In the early 20th century, German playwright and director Bertolt Brecht emerged as a pioneer of formally innovative and politically committed theatre. The Berliner Ensemble, founded in 1949 by Brecht and Helene Weigel, established a company of actors, writers and other practitioners committed to developing ‘epic theatre’.
Before the Berliner Ensemble made their first, influential visit to London in 1956, Joan Littlewood’s Theatre Workshop had decided to stage Brecht’s Mother Courage and Her Children (1941). Planned for performance in July 1955, this was to be the first authorised British production of the acclaimed play.
Ultimately, the production was fraught with problems. This collection of telegrams and letters, exchanged between Gerry Raffles (Theatre Workshop’s General Manager), members of the Berliner Ensemble (including Brecht, writer and dramaturge Elisabeth Hauptmann and Carl Weber) and Oscar Lewenstein (who presented the production and brokered the agreement), reveals the troubled history surrounding it.
What difficulties did Theatre Workshop encounter with their production of Mother Courage?
After initial confusion about performance rights, Theatre Workshop entered into a series of delays, uncertainties and negotiations. Before he authorised the production, Brecht ‘[had] to know a few things’ (f. 20r). His conditions were that he would personally approve the leading actress, the director and the translation. If Theatre Workshop’s ‘trial’ performance at a Devon festival was a success, Brecht would consider extending the production to Theatre Workshop’s ‘home’ at Theatre Royal Stratford East.

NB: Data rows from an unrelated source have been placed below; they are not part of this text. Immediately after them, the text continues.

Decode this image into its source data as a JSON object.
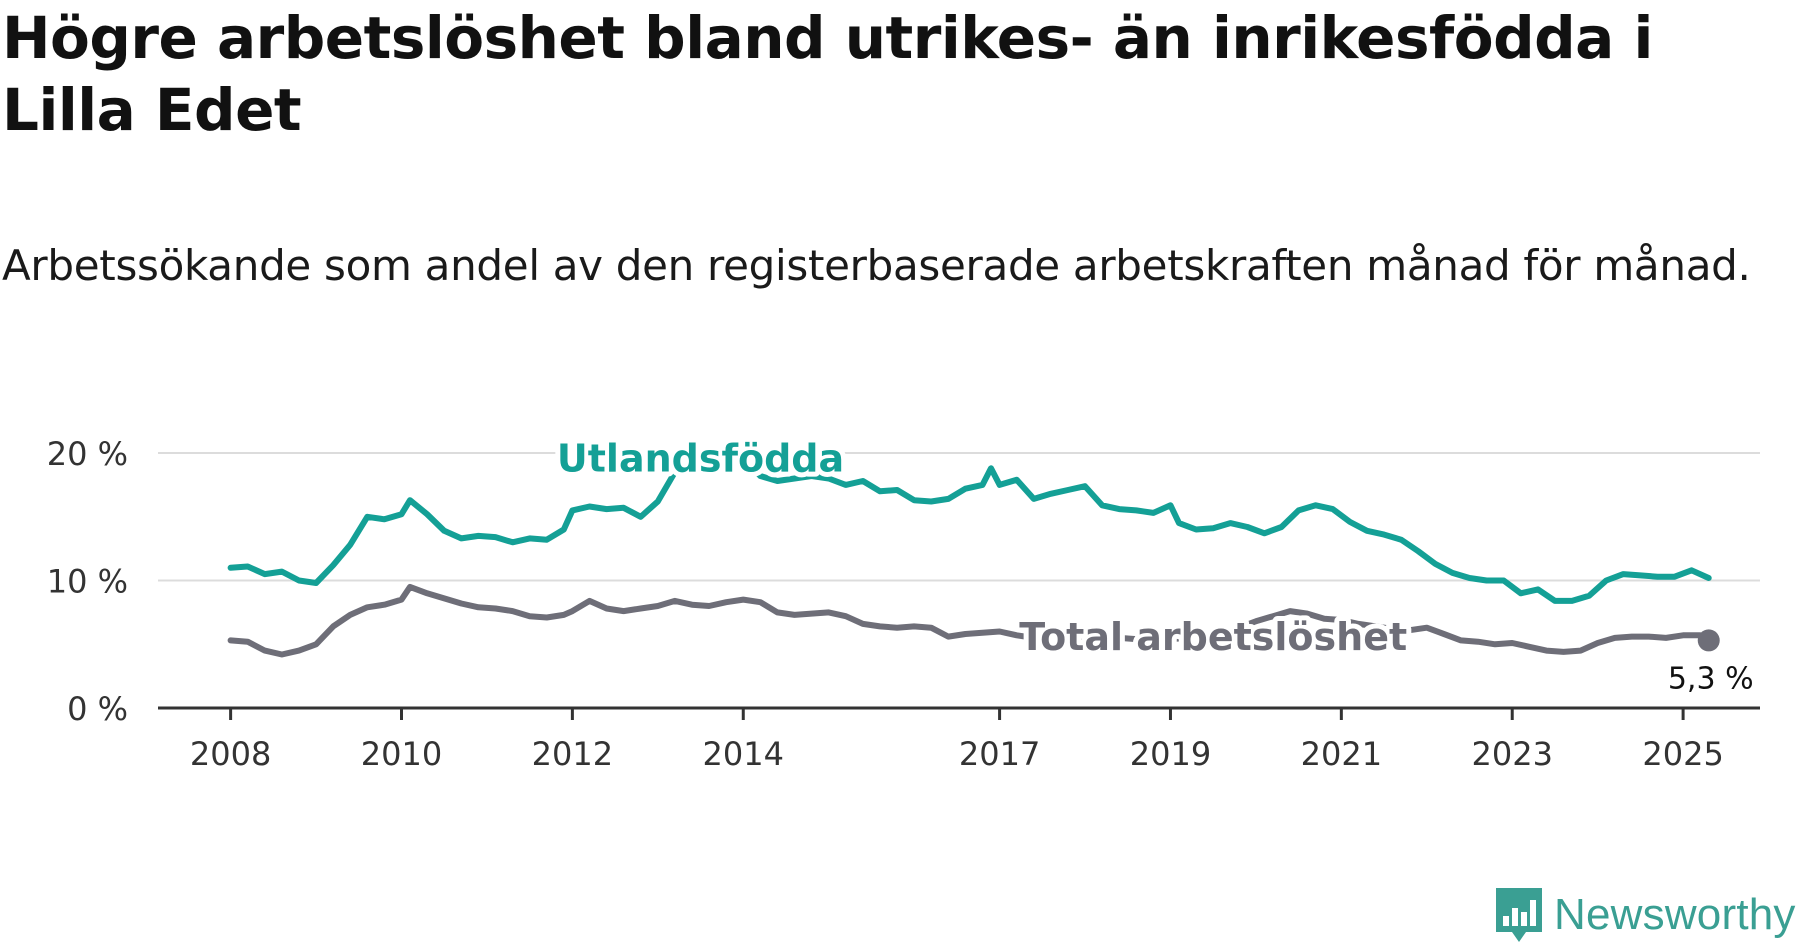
{
  "title": "Högre arbetslöshet bland utrikes- än inrikesfödda i Lilla Edet",
  "subtitle": "Arbetssökande som andel av den registerbaserade arbetskraften månad för månad.",
  "brand": {
    "name": "Newsworthy",
    "color": "#3a9f93"
  },
  "chart_data": {
    "type": "line",
    "y_ticks": [
      "20 %",
      "10 %",
      "0 %"
    ],
    "y_tick_values": [
      20,
      10,
      0
    ],
    "ylim": [
      0,
      20
    ],
    "x_tick_labels": [
      "2008",
      "2010",
      "2012",
      "2014",
      "2017",
      "2019",
      "2021",
      "2023",
      "2025"
    ],
    "x_tick_values": [
      2008.0,
      2010.0,
      2012.0,
      2014.0,
      2017.0,
      2019.0,
      2021.0,
      2023.0,
      2025.0
    ],
    "xlim": [
      2007.15,
      2025.9
    ],
    "grid": true,
    "end_label": "5,3 %",
    "series": [
      {
        "name": "Utlandsfödda",
        "color": "#14a096",
        "points": [
          [
            2008.0,
            11.0
          ],
          [
            2008.2,
            11.1
          ],
          [
            2008.4,
            10.5
          ],
          [
            2008.6,
            10.7
          ],
          [
            2008.8,
            10.0
          ],
          [
            2009.0,
            9.8
          ],
          [
            2009.2,
            11.2
          ],
          [
            2009.4,
            12.8
          ],
          [
            2009.6,
            15.0
          ],
          [
            2009.8,
            14.8
          ],
          [
            2010.0,
            15.2
          ],
          [
            2010.1,
            16.3
          ],
          [
            2010.3,
            15.2
          ],
          [
            2010.5,
            13.9
          ],
          [
            2010.7,
            13.3
          ],
          [
            2010.9,
            13.5
          ],
          [
            2011.1,
            13.4
          ],
          [
            2011.3,
            13.0
          ],
          [
            2011.5,
            13.3
          ],
          [
            2011.7,
            13.2
          ],
          [
            2011.9,
            14.0
          ],
          [
            2012.0,
            15.5
          ],
          [
            2012.2,
            15.8
          ],
          [
            2012.4,
            15.6
          ],
          [
            2012.6,
            15.7
          ],
          [
            2012.8,
            15.0
          ],
          [
            2013.0,
            16.2
          ],
          [
            2013.2,
            18.5
          ],
          [
            2013.4,
            19.2
          ],
          [
            2013.6,
            19.5
          ],
          [
            2013.8,
            19.4
          ],
          [
            2014.0,
            19.6
          ],
          [
            2014.2,
            18.2
          ],
          [
            2014.4,
            17.8
          ],
          [
            2014.6,
            18.0
          ],
          [
            2014.8,
            18.2
          ],
          [
            2015.0,
            18.0
          ],
          [
            2015.2,
            17.5
          ],
          [
            2015.4,
            17.8
          ],
          [
            2015.6,
            17.0
          ],
          [
            2015.8,
            17.1
          ],
          [
            2016.0,
            16.3
          ],
          [
            2016.2,
            16.2
          ],
          [
            2016.4,
            16.4
          ],
          [
            2016.6,
            17.2
          ],
          [
            2016.8,
            17.5
          ],
          [
            2016.9,
            18.8
          ],
          [
            2017.0,
            17.5
          ],
          [
            2017.2,
            17.9
          ],
          [
            2017.4,
            16.4
          ],
          [
            2017.6,
            16.8
          ],
          [
            2017.8,
            17.1
          ],
          [
            2018.0,
            17.4
          ],
          [
            2018.2,
            15.9
          ],
          [
            2018.4,
            15.6
          ],
          [
            2018.6,
            15.5
          ],
          [
            2018.8,
            15.3
          ],
          [
            2019.0,
            15.9
          ],
          [
            2019.1,
            14.5
          ],
          [
            2019.3,
            14.0
          ],
          [
            2019.5,
            14.1
          ],
          [
            2019.7,
            14.5
          ],
          [
            2019.9,
            14.2
          ],
          [
            2020.1,
            13.7
          ],
          [
            2020.3,
            14.2
          ],
          [
            2020.5,
            15.5
          ],
          [
            2020.7,
            15.9
          ],
          [
            2020.9,
            15.6
          ],
          [
            2021.1,
            14.6
          ],
          [
            2021.3,
            13.9
          ],
          [
            2021.5,
            13.6
          ],
          [
            2021.7,
            13.2
          ],
          [
            2021.9,
            12.3
          ],
          [
            2022.1,
            11.3
          ],
          [
            2022.3,
            10.6
          ],
          [
            2022.5,
            10.2
          ],
          [
            2022.7,
            10.0
          ],
          [
            2022.9,
            10.0
          ],
          [
            2023.1,
            9.0
          ],
          [
            2023.3,
            9.3
          ],
          [
            2023.5,
            8.4
          ],
          [
            2023.7,
            8.4
          ],
          [
            2023.9,
            8.8
          ],
          [
            2024.1,
            10.0
          ],
          [
            2024.3,
            10.5
          ],
          [
            2024.5,
            10.4
          ],
          [
            2024.7,
            10.3
          ],
          [
            2024.9,
            10.3
          ],
          [
            2025.1,
            10.8
          ],
          [
            2025.3,
            10.2
          ]
        ]
      },
      {
        "name": "Total arbetslöshet",
        "color": "#6e6e78",
        "points": [
          [
            2008.0,
            5.3
          ],
          [
            2008.2,
            5.2
          ],
          [
            2008.4,
            4.5
          ],
          [
            2008.6,
            4.2
          ],
          [
            2008.8,
            4.5
          ],
          [
            2009.0,
            5.0
          ],
          [
            2009.2,
            6.4
          ],
          [
            2009.4,
            7.3
          ],
          [
            2009.6,
            7.9
          ],
          [
            2009.8,
            8.1
          ],
          [
            2010.0,
            8.5
          ],
          [
            2010.1,
            9.5
          ],
          [
            2010.3,
            9.0
          ],
          [
            2010.5,
            8.6
          ],
          [
            2010.7,
            8.2
          ],
          [
            2010.9,
            7.9
          ],
          [
            2011.1,
            7.8
          ],
          [
            2011.3,
            7.6
          ],
          [
            2011.5,
            7.2
          ],
          [
            2011.7,
            7.1
          ],
          [
            2011.9,
            7.3
          ],
          [
            2012.0,
            7.6
          ],
          [
            2012.2,
            8.4
          ],
          [
            2012.4,
            7.8
          ],
          [
            2012.6,
            7.6
          ],
          [
            2012.8,
            7.8
          ],
          [
            2013.0,
            8.0
          ],
          [
            2013.2,
            8.4
          ],
          [
            2013.4,
            8.1
          ],
          [
            2013.6,
            8.0
          ],
          [
            2013.8,
            8.3
          ],
          [
            2014.0,
            8.5
          ],
          [
            2014.2,
            8.3
          ],
          [
            2014.4,
            7.5
          ],
          [
            2014.6,
            7.3
          ],
          [
            2014.8,
            7.4
          ],
          [
            2015.0,
            7.5
          ],
          [
            2015.2,
            7.2
          ],
          [
            2015.4,
            6.6
          ],
          [
            2015.6,
            6.4
          ],
          [
            2015.8,
            6.3
          ],
          [
            2016.0,
            6.4
          ],
          [
            2016.2,
            6.3
          ],
          [
            2016.4,
            5.6
          ],
          [
            2016.6,
            5.8
          ],
          [
            2016.8,
            5.9
          ],
          [
            2017.0,
            6.0
          ],
          [
            2017.2,
            5.7
          ],
          [
            2017.4,
            5.5
          ],
          [
            2017.6,
            5.4
          ],
          [
            2017.8,
            5.6
          ],
          [
            2018.0,
            5.4
          ],
          [
            2018.2,
            5.5
          ],
          [
            2018.4,
            5.5
          ],
          [
            2018.6,
            5.4
          ],
          [
            2018.8,
            5.2
          ],
          [
            2019.0,
            5.4
          ],
          [
            2019.2,
            5.5
          ],
          [
            2019.4,
            5.7
          ],
          [
            2019.6,
            6.0
          ],
          [
            2019.8,
            6.3
          ],
          [
            2020.0,
            6.8
          ],
          [
            2020.2,
            7.2
          ],
          [
            2020.4,
            7.6
          ],
          [
            2020.6,
            7.4
          ],
          [
            2020.8,
            7.0
          ],
          [
            2021.0,
            6.9
          ],
          [
            2021.2,
            6.6
          ],
          [
            2021.4,
            6.4
          ],
          [
            2021.6,
            6.2
          ],
          [
            2021.8,
            6.1
          ],
          [
            2022.0,
            6.3
          ],
          [
            2022.2,
            5.8
          ],
          [
            2022.4,
            5.3
          ],
          [
            2022.6,
            5.2
          ],
          [
            2022.8,
            5.0
          ],
          [
            2023.0,
            5.1
          ],
          [
            2023.2,
            4.8
          ],
          [
            2023.4,
            4.5
          ],
          [
            2023.6,
            4.4
          ],
          [
            2023.8,
            4.5
          ],
          [
            2024.0,
            5.1
          ],
          [
            2024.2,
            5.5
          ],
          [
            2024.4,
            5.6
          ],
          [
            2024.6,
            5.6
          ],
          [
            2024.8,
            5.5
          ],
          [
            2025.0,
            5.7
          ],
          [
            2025.2,
            5.7
          ],
          [
            2025.3,
            5.3
          ]
        ]
      }
    ]
  }
}
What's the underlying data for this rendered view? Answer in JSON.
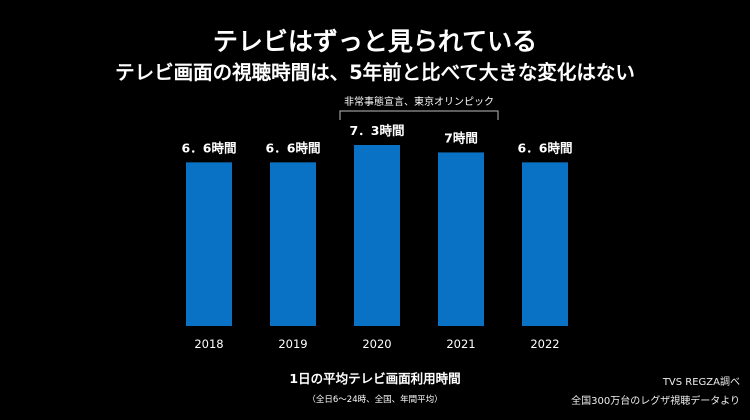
{
  "header": {
    "title": "テレビはずっと見られている",
    "subtitle": "テレビ画面の視聴時間は、5年前と比べて大きな変化はない"
  },
  "source": {
    "line1": "TVS REGZA調べ",
    "line2": "全国300万台のレグザ視聴データより"
  },
  "colors": {
    "bar": "#0a72c4",
    "background": "#000000",
    "text": "#ffffff"
  },
  "chart_data": {
    "type": "bar",
    "categories": [
      "2018",
      "2019",
      "2020",
      "2021",
      "2022"
    ],
    "values": [
      6.6,
      6.6,
      7.3,
      7.0,
      6.6
    ],
    "value_labels": [
      "6．6時間",
      "6．6時間",
      "7．3時間",
      "7時間",
      "6．6時間"
    ],
    "xlabel": "1日の平均テレビ画面利用時間",
    "xlabel_note": "（全日6～24時、全国、年間平均）",
    "ylabel": "",
    "unit": "時間",
    "ylim": [
      0,
      7.3
    ],
    "annotation": {
      "text": "非常事態宣言、東京オリンピック",
      "span": [
        "2020",
        "2021"
      ]
    }
  }
}
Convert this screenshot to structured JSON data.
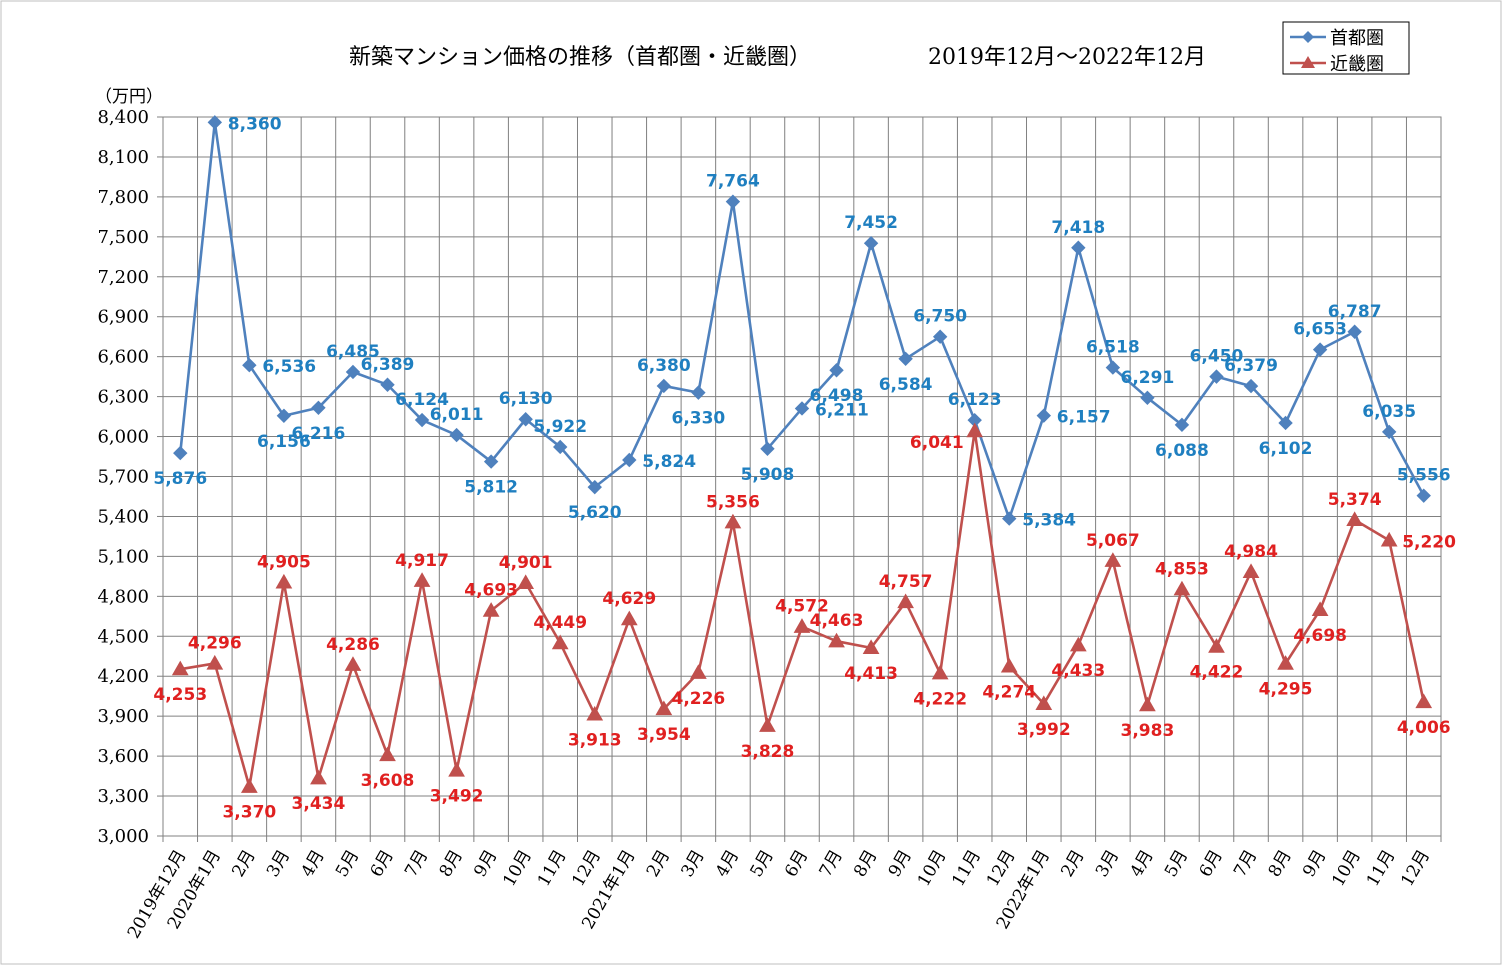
{
  "chart_data": {
    "type": "line",
    "title": "新築マンション価格の推移（首都圏・近畿圏）",
    "period": "2019年12月～2022年12月",
    "ylabel": "（万円）",
    "ylim": [
      3000,
      8400
    ],
    "ystep": 300,
    "grid": true,
    "legend_position": "top-right",
    "categories": [
      "2019年12月",
      "2020年1月",
      "2月",
      "3月",
      "4月",
      "5月",
      "6月",
      "7月",
      "8月",
      "9月",
      "10月",
      "11月",
      "12月",
      "2021年1月",
      "2月",
      "3月",
      "4月",
      "5月",
      "6月",
      "7月",
      "8月",
      "9月",
      "10月",
      "11月",
      "12月",
      "2022年1月",
      "2月",
      "3月",
      "4月",
      "5月",
      "6月",
      "7月",
      "8月",
      "9月",
      "10月",
      "11月",
      "12月"
    ],
    "series": [
      {
        "name": "首都圏",
        "color": "#4F81BD",
        "label_color": "#1F7FC0",
        "marker": "diamond",
        "values": [
          5876,
          8360,
          6536,
          6156,
          6216,
          6485,
          6389,
          6124,
          6011,
          5812,
          6130,
          5922,
          5620,
          5824,
          6380,
          6330,
          7764,
          5908,
          6211,
          6498,
          7452,
          6584,
          6750,
          6123,
          5384,
          6157,
          7418,
          6518,
          6291,
          6088,
          6450,
          6379,
          6102,
          6653,
          6787,
          6035,
          5556
        ],
        "value_labels": [
          "5,876",
          "8,360",
          "6,536",
          "6,156",
          "6,216",
          "6,485",
          "6,389",
          "6,124",
          "6,011",
          "5,812",
          "6,130",
          "5,922",
          "5,620",
          "5,824",
          "6,380",
          "6,330",
          "7,764",
          "5,908",
          "6,211",
          "6,498",
          "7,452",
          "6,584",
          "6,750",
          "6,123",
          "5,384",
          "6,157",
          "7,418",
          "6,518",
          "6,291",
          "6,088",
          "6,450",
          "6,379",
          "6,102",
          "6,653",
          "6,787",
          "6,035",
          "5,556"
        ],
        "label_positions": [
          "below",
          "right",
          "right",
          "below",
          "below",
          "above",
          "above",
          "above",
          "above",
          "below",
          "above",
          "above",
          "below",
          "right",
          "above",
          "below",
          "above",
          "below",
          "right",
          "below",
          "above",
          "below",
          "above",
          "above",
          "right",
          "right",
          "above",
          "above",
          "above",
          "below",
          "above",
          "above",
          "below",
          "above",
          "above",
          "above",
          "above"
        ]
      },
      {
        "name": "近畿圏",
        "color": "#C0504D",
        "label_color": "#E02020",
        "marker": "triangle",
        "values": [
          4253,
          4296,
          3370,
          4905,
          3434,
          4286,
          3608,
          4917,
          3492,
          4693,
          4901,
          4449,
          3913,
          4629,
          3954,
          4226,
          5356,
          3828,
          4572,
          4463,
          4413,
          4757,
          4222,
          6041,
          4274,
          3992,
          4433,
          5067,
          3983,
          4853,
          4422,
          4984,
          4295,
          4698,
          5374,
          5220,
          4006
        ],
        "value_labels": [
          "4,253",
          "4,296",
          "3,370",
          "4,905",
          "3,434",
          "4,286",
          "3,608",
          "4,917",
          "3,492",
          "4,693",
          "4,901",
          "4,449",
          "3,913",
          "4,629",
          "3,954",
          "4,226",
          "5,356",
          "3,828",
          "4,572",
          "4,463",
          "4,413",
          "4,757",
          "4,222",
          "6,041",
          "4,274",
          "3,992",
          "4,433",
          "5,067",
          "3,983",
          "4,853",
          "4,422",
          "4,984",
          "4,295",
          "4,698",
          "5,374",
          "5,220",
          "4,006"
        ],
        "label_positions": [
          "below",
          "above",
          "below",
          "above",
          "below",
          "above",
          "below",
          "above",
          "below",
          "above",
          "above",
          "above",
          "below",
          "above",
          "below",
          "below",
          "above",
          "below",
          "above",
          "above",
          "below",
          "above",
          "below",
          "left",
          "below",
          "below",
          "below",
          "above",
          "below",
          "above",
          "below",
          "above",
          "below",
          "below",
          "above",
          "right",
          "below"
        ]
      }
    ]
  }
}
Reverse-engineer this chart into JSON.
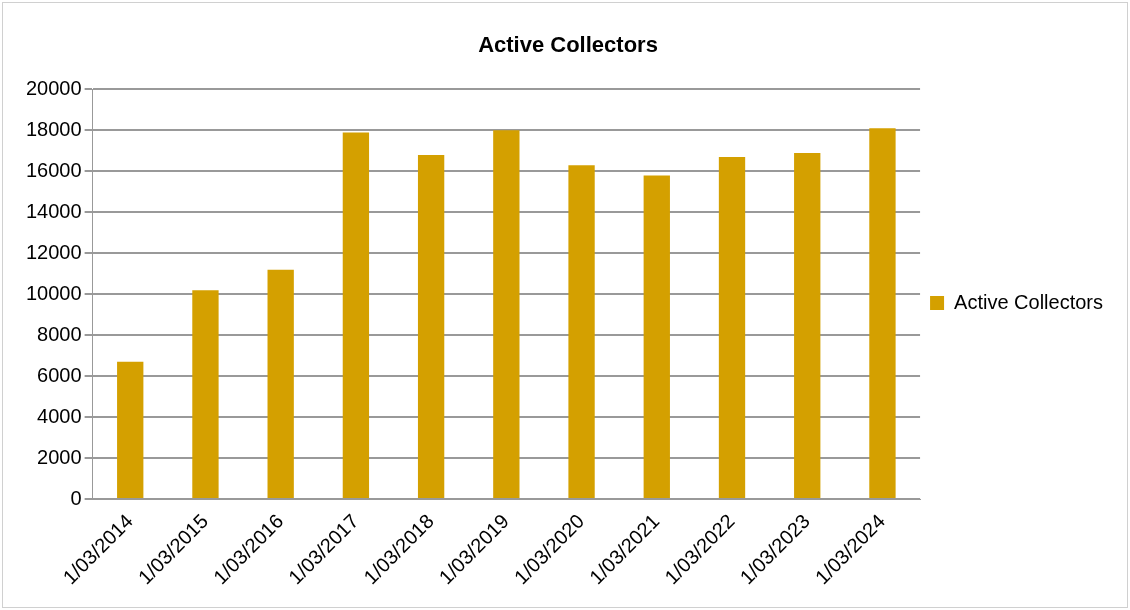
{
  "chart_data": {
    "type": "bar",
    "title": "Active Collectors",
    "categories": [
      "1/03/2014",
      "1/03/2015",
      "1/03/2016",
      "1/03/2017",
      "1/03/2018",
      "1/03/2019",
      "1/03/2020",
      "1/03/2021",
      "1/03/2022",
      "1/03/2023",
      "1/03/2024"
    ],
    "series": [
      {
        "name": "Active Collectors",
        "color": "#d4a000",
        "values": [
          6700,
          10200,
          11200,
          17900,
          16800,
          18000,
          16300,
          15800,
          16700,
          16900,
          18100
        ]
      }
    ],
    "ylim": [
      0,
      20000
    ],
    "yticks": [
      0,
      2000,
      4000,
      6000,
      8000,
      10000,
      12000,
      14000,
      16000,
      18000,
      20000
    ],
    "grid": "y",
    "legend": "right"
  }
}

Theatre Workshop proposed that, ‘we think the only English actress capable of playing Mother Courage is Joan Littlewood herself’ – as she was ‘everywhere hailed as one of the best producers in this country’, Theatre Workshop also proposed Littlewood as director (f. 22r). Unsurprisingly, Littlewood’s dual role was exceptionally demanding. Soon, Raffles and Brecht agreed on a further condition: Carl Weber, a directing assistant from the Berliner Ensemble, would travel to London to assist the production.
As the performance drew closer, the letters and telegrams reveal escalating clashes of opinion – and personalities. In spite of, or perhaps because of, what they held in common – namely their innovative approach to theatre practice and left-wing political ideology – each company held strong, conflicting ideas on how to stage Mother Courage.
On 20 June 1955, Weber sent a letter to Littlewood (ff. 63r–65r) – with copies also sent to Hauptmann, Brecht and Oscar Lowenstein – detailing the problems that had developed during rehearsals (including the fact that Littlewood had excluded Weber from attending them). He states: ‘To me it has been clear that you resented what you regarded as “interference” of Brecht or the Berliner Ensemble’ (f. 63r). In spite of their disputes, Weber praised Littlewood and Theatre Workshop, writing, ‘your group is one of the best I have ever seen’ (f. 64r). In reply, Raffles threatened to sue for slander (4 July 1955, not digitised here).
Did the production go ahead?
Before Littlewood received Weber’s letter, however, Raffles wrote to Brecht declaring that Joan would no longer be playing the lead part. A flurry of heated letters followed, with Brecht issuing an ultimatum on 22 June: ‘dass Sie selbst die COURAGE spielten, war die Bedingung für unseren Aufführungsvertrag und ich kann davon unter keinen Umständen abgehen’ (‘That you play Mother Courage was the condition of our contract and I cannot abandon this condition under any circumstance’) (ff. 67r–68r). The whole production was at risk.
On 5 July, Raffles reported to Brecht that their production of Mother Courage had gone ahead – with Littlewood in the lead role. After the delays, Raffles testified that Littlewood had had just three days to prepare: ‘The result was, inevitably, a performance on Thursday crippled by nerves’ (f. 76r). It was poorly received. At the end of his letter, Raffles asked if their production could be extended to Stratford East. This collection does not contain a reply from Brecht. We do know, however, that the production did not run. In spite of their difficult experiences Brechtian ideas continued to shape Theatre Workshop’s approach – notably for Oh What a Lovely War (1963).
It was to be Samuel Beckett, rather than Brecht, who sent shockwaves through British theatre in 1955. Just a month later after Theatre Workshop's performance of Mother Courage, Waiting for Godot premiered in London.